According to Paul Craig Roberts, former Assistant Secretary of the Treasury in the Reagan Administration;
a) Jobs in goods-producing industries declined by 64,000.
b) The service sector (jobs for waitresses and bartenders) grew by 24,000 jobs.
c) The government sector lost 28,000 jobs.
2) "The "real" job growth since the year 2000 has been in the service sector. You know, jobs like waiters, waitresses, bartenders, healthcare service workers."
"The manufacturing jobs in this nation are leaving, or are already gone. The unemployment rate is not accurate since over 300,000 workers who were unable to find jobs are not listed as unemployed after a certain period of time. They are simply listed as disgruntled workers and are no longer listed as part of the active work force."

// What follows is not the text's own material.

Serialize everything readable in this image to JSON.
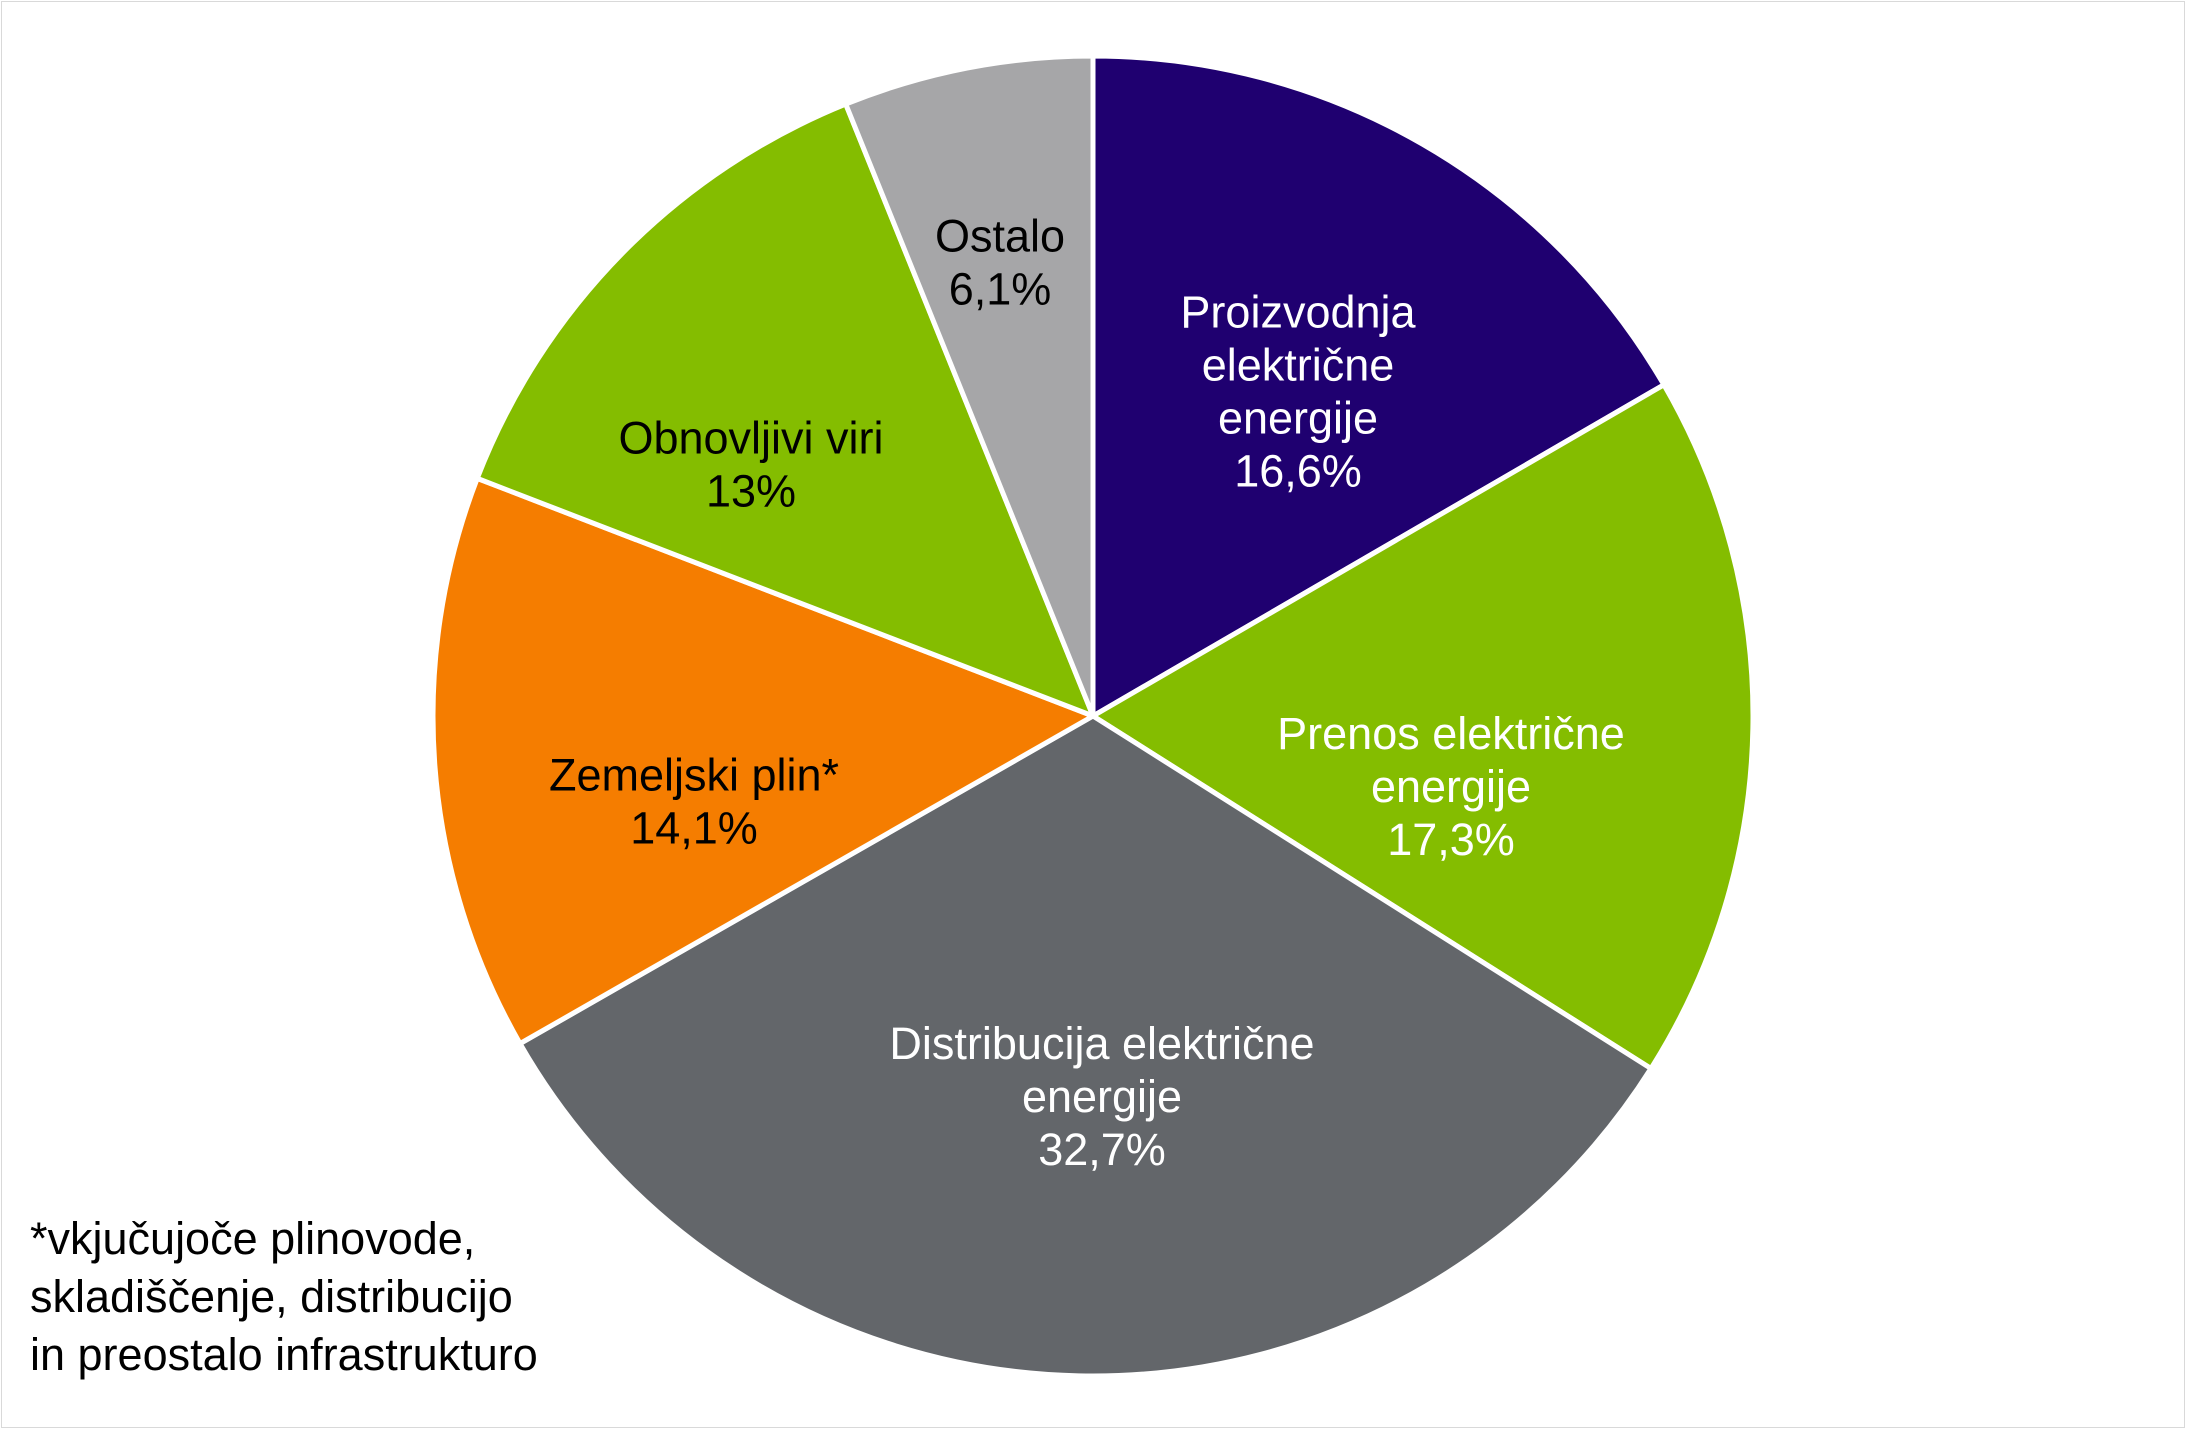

3) "When US company’s offshore their production, they turn US brand names into imports, which are highly detrimental for the US economy. One consequence is that foreign labor is substituted for US labor, resulting in a shriveling of career opportunities and income growth in the US."
a) In addition, "Franchises and chains have curtailed opportunities for independent family businesses, and the US government’s open borders policy denies unskilled jobs to the displaced members of the middle class."
4) "The US now has a trade deficit with every part of the world."
a) The US had a trade deficit totaling $838,271,000,000; It means that Americans are consuming $800 billion more than they are producing.
-Europe was $142,538,000,000
-Canada was $75,085,000,000
-Latin America was $112,579,000,000 (of which $67,303,000,000 was with Mexico).
Asia and Pacific was $409,765,000,000 (of which $233,087,000,000 was with China and $90,966,000,000 was with Japan).